A study published in Cancer Management and Research did not indicate a worse prognosis for young women with hormone receptor (HR)-positive breast cancer who become pregnant after breast cancer surgery compared with women who do not become pregnant.


This retrospective cohort study comprised 1,323 young women (defined as 35 years or younger) with breast cancer from January 1, 2006, to December 31, 2014. The 68 women who became pregnant after breast cancer surgery were matched 1:4 to 264 women who were not pregnant based on similarities in tumor sizes, lymph node statuses, molecular subtypes, and years of diagnosis.


The primary endpoints were disease-free survival (DFS) and overall survival (OS) in patients with HR+ breast cancer. Secondary endpoints were DFS and OS in patients with HR-negative breast cancer. Subgroup analyses included the DFS of patients who became pregnant within five years after surgery and DFS according to endocrine therapy interval time (≤30 months vs. >30 months) among pregnant women.


Pregnant women had a younger median age compared with non-pregnant patients (28 vs. 33 years; P<0.01), and pregnant women were was more likely to have had no procreation or lactation before the operation (80.9% vs. 16.7% and 82.4% vs. 24.6%, respectively; P<0.01).

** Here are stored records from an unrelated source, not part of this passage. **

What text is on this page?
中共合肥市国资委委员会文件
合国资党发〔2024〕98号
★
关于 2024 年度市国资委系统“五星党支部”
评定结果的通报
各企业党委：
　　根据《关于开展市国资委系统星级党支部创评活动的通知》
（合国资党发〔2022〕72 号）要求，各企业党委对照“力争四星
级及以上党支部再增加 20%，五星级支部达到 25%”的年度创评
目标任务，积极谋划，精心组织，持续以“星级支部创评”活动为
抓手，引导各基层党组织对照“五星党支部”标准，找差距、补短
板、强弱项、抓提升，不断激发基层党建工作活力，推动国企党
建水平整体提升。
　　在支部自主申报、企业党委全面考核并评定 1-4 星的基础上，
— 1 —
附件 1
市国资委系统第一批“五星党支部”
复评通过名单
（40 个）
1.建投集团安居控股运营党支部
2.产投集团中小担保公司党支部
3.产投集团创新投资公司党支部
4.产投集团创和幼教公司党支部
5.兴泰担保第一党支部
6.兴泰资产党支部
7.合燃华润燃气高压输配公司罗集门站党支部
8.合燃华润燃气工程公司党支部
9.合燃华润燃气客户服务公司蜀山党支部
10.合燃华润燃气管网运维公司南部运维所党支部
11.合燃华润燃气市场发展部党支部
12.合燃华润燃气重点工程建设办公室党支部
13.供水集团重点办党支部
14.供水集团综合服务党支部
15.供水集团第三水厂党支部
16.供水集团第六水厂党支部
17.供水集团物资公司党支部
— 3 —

There were no statistically significant differences in DFS (P=0.657 vs. P=0.058) and OS (P=0.250 vs. P=0.152) among HR+ patients, respectively, versus the whole population. A breast cancer pregnancy interval of ≤5 years resulted in better DFS (P=0.042), while an endocrine therapy interval of ≤30 months was associated with worse DFS (P=0.01). “Patients were able to become pregnant within five years after surgery,” the researchers noted.


“We believe that young women who desire pregnancy after breast cancer diagnosis should be well informed of various potential and unknown risks through careful discussion with their physicians,” the researchers concluded.